2. If a common carrier and subject to the responsibilities and liabilities of common carriers, as respects these goods, was he relieved of such responsibilities or liabilities by agreement of the parties, or by operation of the laws of the territory, or by the nature of the force by which the lfquor was destroyed?

The record shows that the plaintiff, without any prior contract for freight, sent his train to Junction City, to freight such goods as he could procure, and from any person who might employ him; that he did carry freight for such persons as employed him, and no question or doubt as to his liability as a common carrier, in respect to the goods in question, would appear to have arisen on the trial of the cause in the district court.

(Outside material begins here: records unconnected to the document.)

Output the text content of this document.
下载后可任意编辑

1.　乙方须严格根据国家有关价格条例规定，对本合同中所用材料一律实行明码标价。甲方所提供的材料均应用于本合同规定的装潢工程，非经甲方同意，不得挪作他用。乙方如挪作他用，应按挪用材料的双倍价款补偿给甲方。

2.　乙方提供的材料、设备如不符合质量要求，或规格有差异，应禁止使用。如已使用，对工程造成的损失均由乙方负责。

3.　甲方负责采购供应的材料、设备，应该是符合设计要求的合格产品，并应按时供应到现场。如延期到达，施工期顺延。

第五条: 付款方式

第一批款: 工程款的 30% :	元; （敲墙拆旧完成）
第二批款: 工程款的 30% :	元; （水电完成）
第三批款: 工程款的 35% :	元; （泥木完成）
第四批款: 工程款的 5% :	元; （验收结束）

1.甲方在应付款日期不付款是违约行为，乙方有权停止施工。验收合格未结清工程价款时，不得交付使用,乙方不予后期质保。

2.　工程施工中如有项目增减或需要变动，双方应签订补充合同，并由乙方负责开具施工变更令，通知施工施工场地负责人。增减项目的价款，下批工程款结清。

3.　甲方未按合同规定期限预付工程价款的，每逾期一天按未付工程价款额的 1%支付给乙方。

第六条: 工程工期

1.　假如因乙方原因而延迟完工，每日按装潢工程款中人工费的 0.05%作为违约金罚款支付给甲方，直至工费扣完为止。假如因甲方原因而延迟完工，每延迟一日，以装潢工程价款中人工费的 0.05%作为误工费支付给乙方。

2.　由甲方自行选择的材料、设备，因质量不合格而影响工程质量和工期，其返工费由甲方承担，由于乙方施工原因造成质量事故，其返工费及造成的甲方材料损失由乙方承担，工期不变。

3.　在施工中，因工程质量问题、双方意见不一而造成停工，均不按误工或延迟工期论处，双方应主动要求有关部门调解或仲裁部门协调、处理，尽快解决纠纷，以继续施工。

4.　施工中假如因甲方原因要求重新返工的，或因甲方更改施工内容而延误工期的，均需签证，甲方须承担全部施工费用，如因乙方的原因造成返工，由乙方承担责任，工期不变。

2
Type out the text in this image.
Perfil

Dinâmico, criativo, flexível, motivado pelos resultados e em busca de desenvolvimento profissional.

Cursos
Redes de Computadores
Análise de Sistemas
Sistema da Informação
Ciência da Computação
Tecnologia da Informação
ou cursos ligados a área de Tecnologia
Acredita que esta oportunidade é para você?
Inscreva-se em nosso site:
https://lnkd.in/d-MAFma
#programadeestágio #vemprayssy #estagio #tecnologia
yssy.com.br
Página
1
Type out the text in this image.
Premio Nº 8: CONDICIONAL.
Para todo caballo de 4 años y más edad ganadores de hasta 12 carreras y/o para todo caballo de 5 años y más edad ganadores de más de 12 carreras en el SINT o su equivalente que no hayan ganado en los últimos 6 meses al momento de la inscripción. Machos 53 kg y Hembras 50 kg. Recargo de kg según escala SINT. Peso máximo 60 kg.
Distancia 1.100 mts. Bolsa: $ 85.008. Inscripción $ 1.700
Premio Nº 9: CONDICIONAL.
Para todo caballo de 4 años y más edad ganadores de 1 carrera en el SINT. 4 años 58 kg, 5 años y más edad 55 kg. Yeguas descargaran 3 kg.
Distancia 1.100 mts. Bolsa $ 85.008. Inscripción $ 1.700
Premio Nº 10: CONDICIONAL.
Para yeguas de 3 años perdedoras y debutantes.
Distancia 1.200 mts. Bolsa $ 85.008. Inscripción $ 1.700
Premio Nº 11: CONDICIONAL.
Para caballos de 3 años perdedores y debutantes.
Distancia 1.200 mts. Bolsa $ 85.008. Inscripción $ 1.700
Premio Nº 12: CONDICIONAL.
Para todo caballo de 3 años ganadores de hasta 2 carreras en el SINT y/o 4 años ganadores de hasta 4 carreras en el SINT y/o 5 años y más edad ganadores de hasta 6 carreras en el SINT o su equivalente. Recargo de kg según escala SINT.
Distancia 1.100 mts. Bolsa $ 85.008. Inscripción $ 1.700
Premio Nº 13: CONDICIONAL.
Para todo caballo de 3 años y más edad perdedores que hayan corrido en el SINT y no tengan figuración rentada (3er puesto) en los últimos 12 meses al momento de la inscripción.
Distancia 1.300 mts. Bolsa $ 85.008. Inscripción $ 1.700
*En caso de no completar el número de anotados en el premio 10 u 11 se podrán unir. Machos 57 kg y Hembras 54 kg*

The instructions given to the jury by the judge (to which tbe plaintiff took no exceptions) treat the case throughout as a suit by a common carrier for his services, and appear to consider the plaintiff subject to the duties, responsibilities, and liabilities of a common carrier, but relieved therefrom by the nature of the force employed in the destruction of the liquor.

The plaintiff having sent his train to Junction City without any special agreement, for freight, to transport for reward the goods of such as might employ him, and having undertaken to carry goods for the defendants and others, thereby assumed the duties, obligations, and liabilities of a common carrier, in respect to the goods carried by him: Redfield on Carriers, p. 16, secs. 20, 27, 28, 37. Was the plaintiff relieved from these obligations and liabilities by agreement of the parties ? To establish such release the plaintiff relies upon the exception of unavoidable accidents contained in the bill of lading. This is the common and usual form of exception in bills of lading signed by common carriers, and has never, so far as I can ascertain, been held to limit or restrict the responsibilities or liabilities which the law imposes upon common carriers.